2019年7月25日

呼吸法で注意力がアップ。千葉大大学院が科学的に実証

 スポーツにおいて重要な「注意力」。千葉大学大学院人文科学研究院の一川誠教授が率いる認知心理学の研究チームは、注意力が呼吸法で高められることを科学的に実証したと発表しました。

息を吐くことの重要性を科学的に証明

 注意力は、動きの速さや変化にすばやく対応するために必要なもの。これまでも、高い筋力を必要とするウェイトリフティングで、息を吐き切る瞬間にバーベルを持ち上げることが有効とされてきたり、剣道の指導では、「吐くは実の息、吸うは嘘の息」と表現され、息を吸っている時には隙ができやすいことが説かれてきました。しかし、注意力は"認知能力"であるという点で、筋力のように数値化が難しく、その有効性の実証は難しいとされてきました。

 そんな注意力と呼吸法の関係ですが、研究チームは16人の大学生を実験対象として、視覚を介した注意力といわれる「外発的注意」と「内発的注意」を検証しました。

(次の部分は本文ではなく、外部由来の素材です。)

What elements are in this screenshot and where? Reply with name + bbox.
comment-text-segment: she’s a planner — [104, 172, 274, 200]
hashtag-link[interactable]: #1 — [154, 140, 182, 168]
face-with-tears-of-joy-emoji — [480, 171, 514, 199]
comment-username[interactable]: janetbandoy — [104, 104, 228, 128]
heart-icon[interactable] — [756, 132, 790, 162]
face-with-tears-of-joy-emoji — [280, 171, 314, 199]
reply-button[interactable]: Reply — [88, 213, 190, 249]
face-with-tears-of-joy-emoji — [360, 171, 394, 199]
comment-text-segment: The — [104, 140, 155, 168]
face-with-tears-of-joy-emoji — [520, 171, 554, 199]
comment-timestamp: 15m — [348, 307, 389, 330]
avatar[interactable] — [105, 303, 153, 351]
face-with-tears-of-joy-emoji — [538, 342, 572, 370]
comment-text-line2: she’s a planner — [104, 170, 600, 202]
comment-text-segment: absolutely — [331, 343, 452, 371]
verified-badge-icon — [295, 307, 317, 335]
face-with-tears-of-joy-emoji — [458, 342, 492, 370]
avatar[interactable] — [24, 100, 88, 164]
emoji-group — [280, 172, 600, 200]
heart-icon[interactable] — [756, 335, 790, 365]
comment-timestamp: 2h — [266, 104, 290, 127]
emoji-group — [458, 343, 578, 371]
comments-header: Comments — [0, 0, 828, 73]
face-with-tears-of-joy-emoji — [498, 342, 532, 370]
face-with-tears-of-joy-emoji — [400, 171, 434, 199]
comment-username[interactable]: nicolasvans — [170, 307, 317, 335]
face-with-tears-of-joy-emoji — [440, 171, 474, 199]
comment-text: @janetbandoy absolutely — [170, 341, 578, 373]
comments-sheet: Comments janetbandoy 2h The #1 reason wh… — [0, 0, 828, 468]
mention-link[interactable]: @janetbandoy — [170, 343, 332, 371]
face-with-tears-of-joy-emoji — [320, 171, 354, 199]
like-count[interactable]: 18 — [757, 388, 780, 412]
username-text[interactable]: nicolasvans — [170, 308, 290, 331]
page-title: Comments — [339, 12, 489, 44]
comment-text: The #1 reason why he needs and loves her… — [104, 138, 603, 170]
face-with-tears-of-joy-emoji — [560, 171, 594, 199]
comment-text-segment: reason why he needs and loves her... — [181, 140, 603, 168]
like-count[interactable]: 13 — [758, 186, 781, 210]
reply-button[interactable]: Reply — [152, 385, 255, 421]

※「外発的注意」は、バレーボールなどの場合、選手が予想外のフェイントによって思わず惹きつけられる注意、「内発的注意」は、相手が打った球に自分で狙いを定める注意を指します。

呼吸のタイミングで注意力が変化

 実験では、16人の大学生を相手に、画面上に表示される左右どちらかの四角の枠の中に提示される×印の位置をなるべく速く答えてもらう課題を提示。

 結果、外発的注意と内発的注意では、反応を早める呼吸の仕方が異なるものの、自発的に相手の動きに注意を向ける場合、「息を吐いている時に反応がより早くなる」傾向が認められたといいます。

 今回の実験とデータ分析を担当した小池俊徳氏(2016年千葉大学文学部行動科学科卒)は、「認知心理学的なアプローチがスポーツパフォーマンスに貢献できる可能性を感じております。 本研究から派生する研究が駆け引きのあるすべてのスポーツに良い影響をもたらすことを願っています」とコメント。

 また、一川教授は、「呼吸の仕方が注意という一つの認知機能に影響を及ぼすことを見出したのは世界でも初めてのことです。今後は呼吸によって人間の認知的な能力をどこまで上げられるのか解明したいと考えています」と述べています。

 なお、今回の研究結果は日本視覚学会の学術誌『Vision(ヴィジョン)』31号に掲載されています。